I_Ks role in APD adaptation. A, Fortieth AP at CL=250 ms (thin line) and CL=1000 ms (thick line) under control conditions. B, Guinea pig I_Ks during the APs in A. C, State occupancy during the 40th AP at slow rate (1000 ms). Green shows occupancy in zone 2 (Figure 1). Blue shows occupancy in zone 1. Red shows open channel occupancy (O₁+O₂). At AP initiation, most channels reside in zone 2. D, Occupancies at fast rate (CL=250 ms); same format as C. At the AP initiation, most channels reside in zone 1. Accumulation in zone 1 facilitates channel opening and larger I_Ks during the AP (B), causing APD shortening (A). Buildup of zone 1 reserve underlies the participation of I_Ks in APD rate adaptation. Open-state accumulation is minimal.

Figure 5

Dynamic guinea pig I_Ks conductance during AP clamp. Bottom, Experimentally measured I_Ks conductance (Chromanol 293B–sensitive current, g_293B) at fast (CL=250 ms) and slow rates (CL=1000 ms) (thick and thin lines are mean and confidence limits, respectively). Arrows indicate open-state occupancy at AP outset. Reprinted from reference with permission from Blackwell Publishing. Top, Simulation also shows little open-state accumulation (arrow) even at fast rates; instead, in both simulation and experiment an increase in I_Ks activation rate during fast pacing is responsible for greater I_Ks during the AP.

Figure 6

Adaptation with human I_Ks vs human KCNQ1. A, Fortieth AP shown at CL=250 ms (thin line) and at 1000 ms (thick line). B, Same as A with KCNQ1. C, Human I_Ks during the AP at fast and slow rates.
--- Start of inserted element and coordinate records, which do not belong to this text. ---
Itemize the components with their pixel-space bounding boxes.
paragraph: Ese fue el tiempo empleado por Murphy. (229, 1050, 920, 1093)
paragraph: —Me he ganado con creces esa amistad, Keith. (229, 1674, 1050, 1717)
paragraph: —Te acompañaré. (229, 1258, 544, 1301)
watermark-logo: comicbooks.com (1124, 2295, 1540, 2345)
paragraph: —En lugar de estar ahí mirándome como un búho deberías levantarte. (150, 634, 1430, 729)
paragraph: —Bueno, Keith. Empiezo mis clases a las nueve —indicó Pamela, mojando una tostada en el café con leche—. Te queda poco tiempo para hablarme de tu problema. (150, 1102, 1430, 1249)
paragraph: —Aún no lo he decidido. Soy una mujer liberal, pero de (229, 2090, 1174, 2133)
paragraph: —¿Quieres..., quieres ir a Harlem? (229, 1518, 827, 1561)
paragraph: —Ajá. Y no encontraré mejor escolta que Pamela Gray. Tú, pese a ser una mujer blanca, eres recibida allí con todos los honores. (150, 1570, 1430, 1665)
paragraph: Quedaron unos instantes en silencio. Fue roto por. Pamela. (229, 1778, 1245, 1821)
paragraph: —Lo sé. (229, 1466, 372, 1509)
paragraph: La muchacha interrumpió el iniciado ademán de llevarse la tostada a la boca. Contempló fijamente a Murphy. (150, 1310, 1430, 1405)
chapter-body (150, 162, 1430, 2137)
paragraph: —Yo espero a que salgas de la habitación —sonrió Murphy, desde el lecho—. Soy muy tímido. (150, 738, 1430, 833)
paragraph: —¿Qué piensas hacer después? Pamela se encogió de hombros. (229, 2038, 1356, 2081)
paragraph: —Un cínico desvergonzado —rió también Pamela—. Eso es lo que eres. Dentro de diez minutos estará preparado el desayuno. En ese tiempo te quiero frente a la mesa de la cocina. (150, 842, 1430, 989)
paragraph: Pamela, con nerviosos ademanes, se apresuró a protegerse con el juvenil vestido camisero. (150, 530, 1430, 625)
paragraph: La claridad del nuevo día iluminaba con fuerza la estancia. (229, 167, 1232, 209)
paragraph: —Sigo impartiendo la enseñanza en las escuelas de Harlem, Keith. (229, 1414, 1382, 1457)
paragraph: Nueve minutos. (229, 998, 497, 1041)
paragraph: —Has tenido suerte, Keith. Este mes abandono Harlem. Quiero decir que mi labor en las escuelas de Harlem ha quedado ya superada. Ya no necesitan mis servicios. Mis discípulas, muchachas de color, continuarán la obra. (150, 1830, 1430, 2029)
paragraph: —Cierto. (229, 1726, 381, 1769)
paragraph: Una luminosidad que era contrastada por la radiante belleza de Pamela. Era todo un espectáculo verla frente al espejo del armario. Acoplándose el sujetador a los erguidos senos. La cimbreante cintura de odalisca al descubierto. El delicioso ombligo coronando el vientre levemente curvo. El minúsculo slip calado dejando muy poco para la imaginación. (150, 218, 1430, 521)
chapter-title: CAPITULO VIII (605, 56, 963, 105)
Some open-state accumulation at fast rate causes a small early jump (arrow), whereas closed-state accumulation in zone 1 creates a reserve that allows the current to increase to a late peak that shortens APD (E). D, HKCNQ1 during the AP at fast and slow rates. Slow kinetics of deactivation cause large open-state accumulation at fast rates and large instantaneous current on depolarization (arrow). Note that in the absence of zone 1 reserve (E), the current stays constant during the AP, lacking the late, repolarizing peak of I_Ks (C). E, Human I_Ks (black) and KCNQ1 (gray) zone 1 occupancy at CL=250 ms and 1000 ms. Fast-rate accumulation in zone 1 allows I_Ks to participate in adaptation. In contrast, little accumulation is seen in zone 1 for KCNQ1. ΔZone 1 is difference in occupancy between CL=250 ms and 1000 ms. F, APD adaptation curves for an AP with human I_Ks (solid line) and KCNQ1 (dashed line). Lack of KCNQ1 accumulation in zone 1 results in less APD shortening at fast rates compared with I_Ks.

Figure 7

I_Ks participation in RR. A, I_Ks accumulation compared with KCNQ1 at CL=500 ms. Mean current during the first AP (left) compared with the 40th AP (middle) shows significant increase for I_Ks, whereas KCNQ1 shows only a small increase (time dependence over the first 9 APs is shown in inset). When I_Kr is blocked (right), I_Ks increases further (doubling compared with first control AP), and KCNQ1 increase is small. B, In presence of I_Kr block, pause after 40 APs at CL=500 ms is simulated with I_Ks or KCNQ1. Postpause AP with I_Ks shows normal repolarization; AP with KCNQ1 develops a pause-induced EAD.